Why Greenland Matters
Trump has made no secret of his interest in Greenland. The island sits on the shortest flight path between North America and Europe, houses Pituffik Space Base (formerly Thule Air Base) — one of the most strategically important US military installations in the Arctic — and sits atop estimated rare earth mineral deposits worth trillions.
Denmark has sovereign authority over Greenland but has watched with growing alarm as Trump's rhetoric shifted from "we should buy it" to implicit threats about securing it for US strategic interests.
The Plan
According to reports, Danish military planners developed a contingency to render Greenland's airstrips unusable if the US attempted to land military aircraft without authorization. The operation was designed to look like routine infrastructure maintenance or a NATO readiness exercise — giving Denmark plausible deniability while physically preventing a US fait accompli.
The fact that this plan existed — and that it leaked — tells you two things. First, Denmark considered a US military move on Greenland credible enough to war-game against. Second, someone in the Danish government wanted the world to know they had a plan, which is itself a deterrent signal.
NATO Is Fracturing
Trump called NATO allies "cowards" for not helping reopen the Strait of Hormuz. Now we learn a NATO ally was planning to sabotage runways to stop the US. The alliance that won the Cold War is experiencing the kind of internal friction that would have been unthinkable five years ago.

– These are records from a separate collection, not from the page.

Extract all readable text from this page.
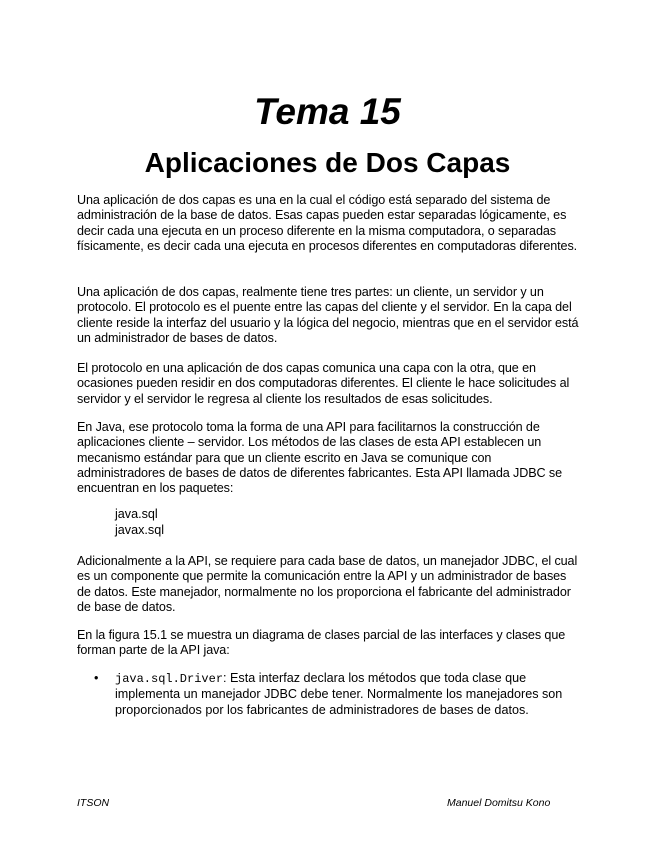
Tema 15
Aplicaciones de Dos Capas

Una aplicación de dos capas es una en la cual el código está separado del sistema de administración de la base de datos. Esas capas pueden estar separadas lógicamente, es decir cada una ejecuta en un proceso diferente en la misma computadora, o separadas físicamente, es decir cada una ejecuta en procesos diferentes en computadoras diferentes.

Una aplicación de dos capas, realmente tiene tres partes: un cliente, un servidor y un protocolo. El protocolo es el puente entre las capas del cliente y el servidor. En la capa del cliente reside la interfaz del usuario y la lógica del negocio, mientras que en el servidor está un administrador de bases de datos.

El protocolo en una aplicación de dos capas comunica una capa con la otra, que en ocasiones pueden residir en dos computadoras diferentes. El cliente le hace solicitudes al servidor y el servidor le regresa al cliente los resultados de esas solicitudes.

En Java, ese protocolo toma la forma de una API para facilitarnos la construcción de aplicaciones cliente – servidor. Los métodos de las clases de esta API establecen un mecanismo estándar para que un cliente escrito en Java se comunique con administradores de bases de datos de diferentes fabricantes. Esta API llamada JDBC se encuentran en los paquetes:

java.sql
javax.sql

Adicionalmente a la API, se requiere para cada base de datos, un manejador JDBC, el cual es un componente que permite la comunicación entre la API y un administrador de bases de datos. Este manejador, normalmente no los proporciona el fabricante del administrador de base de datos.

En la figura 15.1 se muestra un diagrama de clases parcial de las interfaces y clases que forman parte de la API java:

• java.sql.Driver: Esta interfaz declara los métodos que toda clase que implementa un manejador JDBC debe tener. Normalmente los manejadores son proporcionados por los fabricantes de administradores de bases de datos.
ITSON	Manuel Domitsu Kono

The Iran war has accelerated this fracture. European allies didn't sign up for a Middle Eastern energy war. They're dealing with the consequences — higher oil, inflation, economic slowdown — without having been consulted on the strategy. Denmark's runway plan is the most dramatic expression of that frustration, but it's not the only one.
What This Means
Great power competition isn't just US vs China vs Russia anymore. It's happening inside alliances. The US pushing on Greenland while fighting a war that hurts European economies is the kind of overreach that historically precedes alliance realignment.
Nobody is leaving NATO tomorrow. But the fact that contingency plans now include defending against your own allies is a red line that's already been crossed. The question is whether anyone in Washington is paying attention — or whether they're too busy with $114 oil and Iranian sea mines to notice that the alliance is cracking from the inside.